The ads worked—maybe too well. “Six months ago, there clearly was a Republican strategy to link Brown and Obama, because Ohio’s economy was sagging. And it worked,” Cohen says. “But be careful what you wish for.”
That’s because Ohio’s economy has started to come back. By this summer, the Buckeye State had regained about 179,000 of the jobs lost in the depth of the recession. The state’s unemployment receded to 7.2 percent—not great, but lower than the national average of 7.8 percent.
It’s too soon to say exactly how much of that recovery is due to the $80 billion federal bailout of the auto industry. (Taxpayers remain on the hook for about $25 billion.) But of all the swing states on the 2012 electoral map, Ohio is the most dependent on manufacturing, and since the bailout, many of the steel and auto-part factories that were laying off workers in 2008 are on the rebound. In a Sept. 26 Quinnipiac poll, 62 percent of Ohio voters judged the auto bailout mostly a success, and 61 percent of blue-collar whites said it had worked.
Brown’s favorite symbol of Ohio’s manufacturing revival is the Chevrolet Cruze, the snappy passenger car that General Motors began manufacturing in 2010 after the bailout, with parts made in Ohio factories and steel mills. The car has become a staple of his stump speech. He’s even cut a campaign ad about the Cruze, called “Both From Ohio.”
“The engine is from Defiance, Ohio! The transmission is from Toledo, the wheels from Cleveland, the brackets from Brunswick, the seats come from Lorain, the sound system is from Springboro, Ohio—and all of this is assembled in Lordstown, Ohio, on three shifts by 4,500 workers!” Brown chants on the trail.
Auto jobs are not the only propellant behind the economic surge, however. Natural gas is literally fueling an aggressive economic recovery in once-moribund corners of Ohio, bringing in mega-energy company Halliburton and other giants, and generating thousands of jobs on fracking rigs and in the supply chain all around the energy boom. The eastern part of the state sits over the Utica shale formation, which holds a rich deposit of natural gas that had been impenetrable until recent breakthroughs in hydraulic fracturing, or “fracking,” unlocked the valuable energy source and, with it, a slew of new jobs.
Much as they’d like to, Ohio politicians can’t really take credit for the fracking bonanza, which is based on a technology developed by private industry, and is taking place mostly on private land lying over a geological formation that just happens to fall within the state’s boundaries. But the boom appears to be benefiting incumbents in both parties: Kasich spoke at the ribbon-cutting in Zanesville when Halliburton broke ground on its fracking-services facility, and Brown has held job fairs in eastern Ohio aimed at helping people find work in the natural-gas industry.

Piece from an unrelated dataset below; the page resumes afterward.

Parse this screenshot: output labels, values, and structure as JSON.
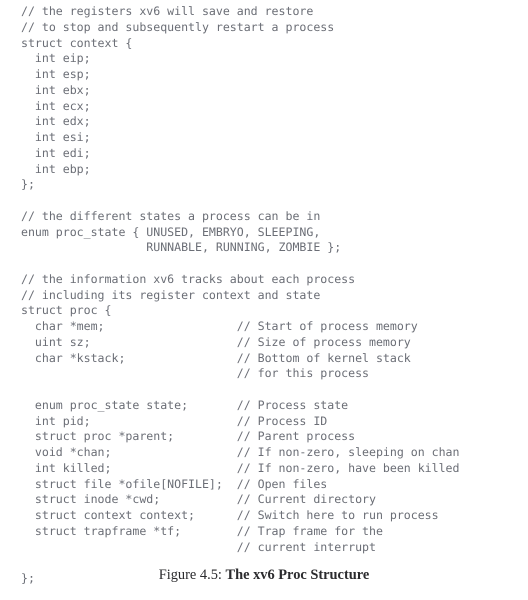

Beyond fracking, however, Brown regularly touts the economic benefits of clean-energy programs aided by Obama’s stimulus law that funneled $40 billion nationwide for wind, solar, and energy efficiency. In other states, super PACs such as Americans for Prosperity excoriated Obama for the failure of Solyndra, the solar company that went bankrupt after receiving $535 million in stimulus funds. But in Ohio, which received $17 billion in stimulus money, the mood is upbeat. Shuttered factories in Toledo that once made glass for car windows have been retooled to make solar panels, and as the city has grown into one of the nation’s major solar-manufacturing hubs, adding 6,000 jobs in two years.
So when his opponents bash Obama on the “green economy,” Brown proudly celebrates it. “Auto rescue, trade enforcement, clean-energy technology—all of those make Ohio a richer state,” he says.
MADE IN THE U.S.A.
But manufacturing and trade remain at the core of Brown’s message. On a rainy late-September afternoon, the senator’s Chevy Cruze pulled up at the AK Steel plant in the southwest Ohio city of Middletown, the kind of rock-ribbed Republican territory where you’d be unlikely to find Obama campaigning. This is House Speaker John Boehner’s district. On Verity Parkway, which cuts through the commercial stretch of mostly empty strip malls, the red-and-white-bannered Romney campaign office is the brightest-looking building on the road.
But the crowd waiting for the progressive candidate was cheering, their enthusiasm undampened by a long wait in the drizzle. Brown, in shirtsleeves, pinstriped pants, and sneakers, stood amidst the picnic tables and took up the microphone. “We’re bringing back manufacturing jobs because of the auto rescue, because we’re enforcing trade rules!” he barked. “Youngstown has a new steel plant because we’re enforcing trade rules. In Sidney, Ohio, more aluminum is being made because we’re enforcing trade rules. In Findlay, Ohio, steelworkers are making tires, 100 more people are working because we’re standing up to China, we’re fighting for American business and American manufacturers!”